I dont know if snyone watched but it was very educating........to outlaw taking drugs is realy against the constitution........if yall ever see it on again I would highly recomend you see it.......


----------



## THE BROTHER'S GRUNT (Dec 20, 2006)

Bubba Bear said:
			
		

> I dont know if snyone watched but it was very educating........to outlaw taking drugs is realy against the constitution........if yall ever see it on again I would highly recomend you see it.......
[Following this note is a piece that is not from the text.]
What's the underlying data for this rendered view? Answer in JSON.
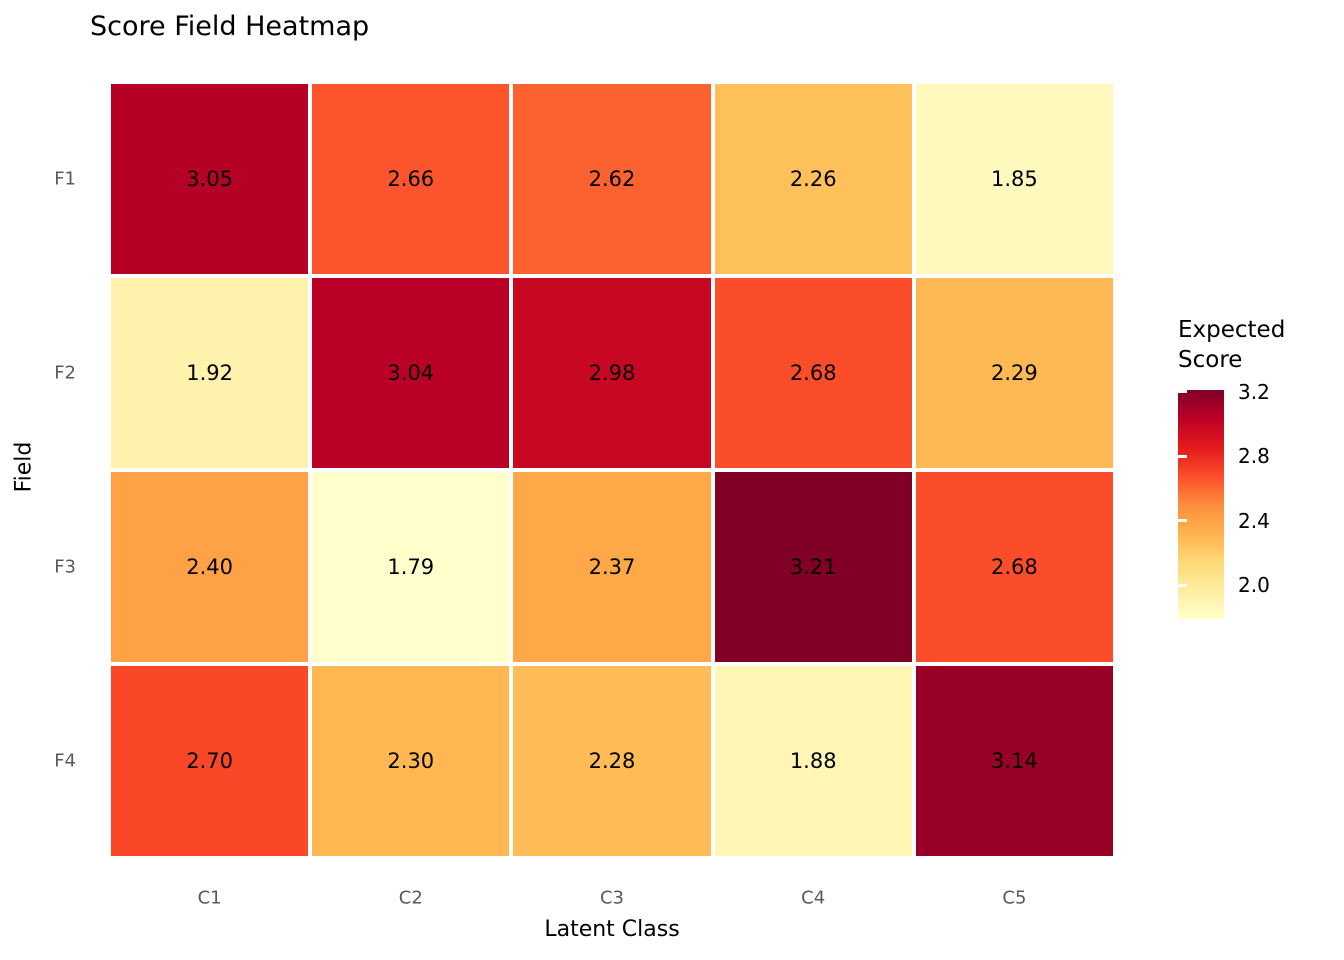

*Whats up Bubba Bear. That was on a month or so ago and was great. I would agree if you have never seen it be sure and check it out. :aok: *


----------



## Bubba Bear (Dec 20, 2006)

hey grunt...I started my vacation yesterday...I have 19 days off before I have to go back...doing some work around the house then the wife an I are heading up to Virginia for a week..........so I am up late reformating my laptop to take on the trip.......I did tape the documentry.....


----------



## thedutchmaster3 (Dec 27, 2006)

yea man they play those things every few months...its called illegal drugs and how they got that way...they have one for cocaine, marijuana, and lsd


----------



## night501 (Jan 4, 2007)

yeah i have them all tivo'ed


----------



## Droster (Jan 21, 2007)

Ive only seen the Coke one. I really wanna see the marijuana one.


----------



## Bojok (Jan 21, 2007)

Here Droster iv'e got it for ya
http://www.youtube.com/watch?v=EJr7a7aqEvE
Here are a couple other good video's
http://www.youtube.com/watch?v=gdGGVn5dMN8
http://www.youtube.com/watch?v=3JiBPmegslc
http://www.youtube.com/watch?v=QQNKa0aScck

:bong: :smoke1: :ccc: :48: :bong2: :bongin: :joint:


----------



## Brouli (Jan 21, 2007)

Thanks BOJOK thats what i was trying to find


----------



## Sticky_Budz (Jan 22, 2007)

hey thanx for the links that stuff was very interesting:bongin:  makes me want to grow grow and grow lol


----------



## allgrownup (Mar 7, 2007)

Your links are removed now, think you could shoot me an email with em'

How else could i see those?


----------



## Bojok (Mar 7, 2007)

TheHistory channel  probably took them off because of all the copyright infringement things happening with you tube. I'll see if I can find them somewhere else and if I do I'll post them to this thread........


----------